# runner

> runner functions

In [None]:
#| default_exp runner

In [None]:
#| hide
from nbdev.showdoc import *
%load_ext autoreload
%autoreload 2

In [None]:
#| export
from emb_opt.imports import *
from emb_opt.utils import pack_dataframe
from emb_opt.core import VectorDatabase, Score, Filter, PassThroughFilter
from emb_opt.query_update import QueryUpdate

from emb_opt.backends.hf import HFDatabase
from emb_opt.query_update import RLUpdate

  from .autonotebook import tqdm as notebook_tqdm


In [None]:
#| export

class SearchLog():
    'Logs results from `Runner`'
    def __init__(self):
        self.batch_log = {}
        
    def add_entry(self, 
                  iteration: int, 
                  query_vectors: np.ndarray, 
                  query_results: Dataset
                 ):
        self.batch_log[iteration] = {'queries' : query_vectors, 'results' : query_results.to_pandas()}
        
    def compile_results(self) -> Dataset:
        results = []
        seen_keys = set()

        for k,v in self.batch_log.items():
            query_results = v['results']

            for idx, row in query_results.iterrows():
                row = dict(row)
                if not (row['db_idx'] in seen_keys):
                    row.pop('query_idx')
                    row.pop('distance')
                    results.append(row)
                    seen_keys.update({row['db_idx']})
                    
        output = pd.DataFrame(results)
        output = output.sort_values('score', ascending=False)
        return output

#         output = Dataset.from_list(results)
#         output = output.sort('score', reverse=True)
#         return output
    
    def compile_trajectories(self) -> dict:
        
        n_queries = self.batch_log[0]['queries'].shape[0]
        n_iters = len(self.batch_log.keys())
        trajectories = {i:{'query_vectors':[], 'scores':[]} for i in range(n_queries)}
        
        for iteration in range(n_iters):
            queries = self.batch_log[iteration]['queries']
            score_dict = pack_dataframe(self.batch_log[iteration]['results'], 'query_idx', ['score'])
            
            for query_idx in range(n_queries):
                trajectories[query_idx]['query_vectors'].append(queries[query_idx])
                trajectories[query_idx]['scores'].append(score_dict[query_idx]['score'])

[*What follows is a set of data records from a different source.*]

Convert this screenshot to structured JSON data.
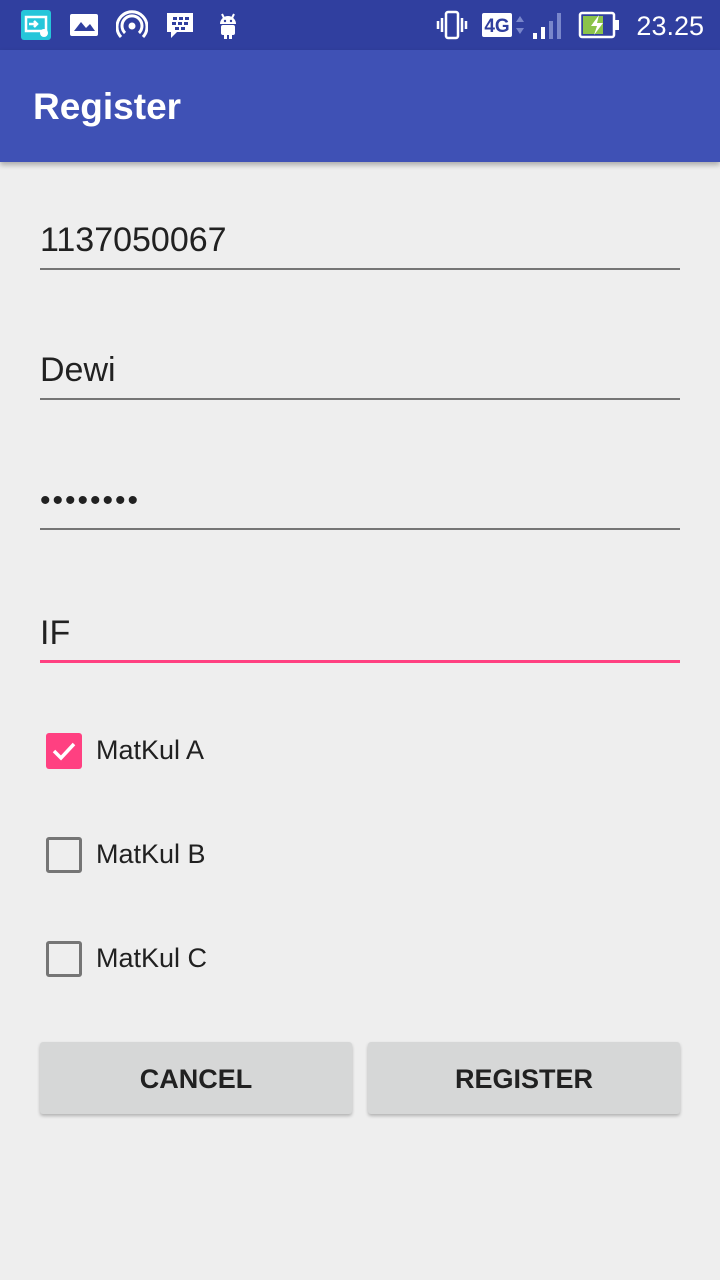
{
  "status_bar": {
    "time": "23.25",
    "network": "4G",
    "icons": [
      "screen-cast-icon",
      "image-icon",
      "hotspot-icon",
      "bbm-icon",
      "android-icon",
      "vibrate-icon",
      "network-4g-icon",
      "signal-icon",
      "battery-charging-icon"
    ]
  },
  "app_bar": {
    "title": "Register"
  },
  "form": {
    "nim": "1137050067",
    "name": "Dewi",
    "password_masked": "••••••••",
    "major": "IF"
  },
  "checkboxes": [
    {
      "label": "MatKul A",
      "checked": true
    },
    {
      "label": "MatKul B",
      "checked": false
    },
    {
      "label": "MatKul C",
      "checked": false
    }
  ],
  "buttons": {
    "cancel": "CANCEL",
    "register": "REGISTER"
  },
  "colors": {
    "primary": "#3f51b5",
    "primary_dark": "#303f9f",
    "accent": "#ff4081",
    "background": "#eeeeee"
  }
}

        for query_idx in range(n_queries):
            trajectories[query_idx]['query_vectors'] = np.stack(trajectories[query_idx]['query_vectors'])
            
        return trajectories

## Runner

The `Runner` class combines a `VectorDatabase`, a `Score`, a `QueryUpdate` and a `Filter` to search a vector database for high scoring items. The search loop:

* 1. Start with `query_vectors`
* 2. Query `VectorDatabase` with `query_vectors` to get `query_results`
* 3. Filter `query_results` with `Filter`
* 4. Score `query_results` with `Score`
* 5. Use `QueryUpdate` to generate a new set of `query_vectors`

In [None]:
#| export

class Runner():
    'Runs embedding optimization search'
    def __init__(self, 
                 vector_db: VectorDatabase, # vector database backend
                 score: Score, # score function
                 query_update: QueryUpdate, # query update
                 filter: Optional[Filter]=None # optional filter
                ):
        
        self.vector_db = vector_db
        self.score = score
        self.query_update = query_update
        self.filter = filter if filter else PassThroughFilter()
        
    def step(self, iteration, query_vectors, log=None):
        query_results = self.vector_db.query(query_vectors)
        query_results = self.filter(query_results)
        query_results = self.score(query_results)

        if log:
            log.add_entry(iteration, query_vectors, query_results)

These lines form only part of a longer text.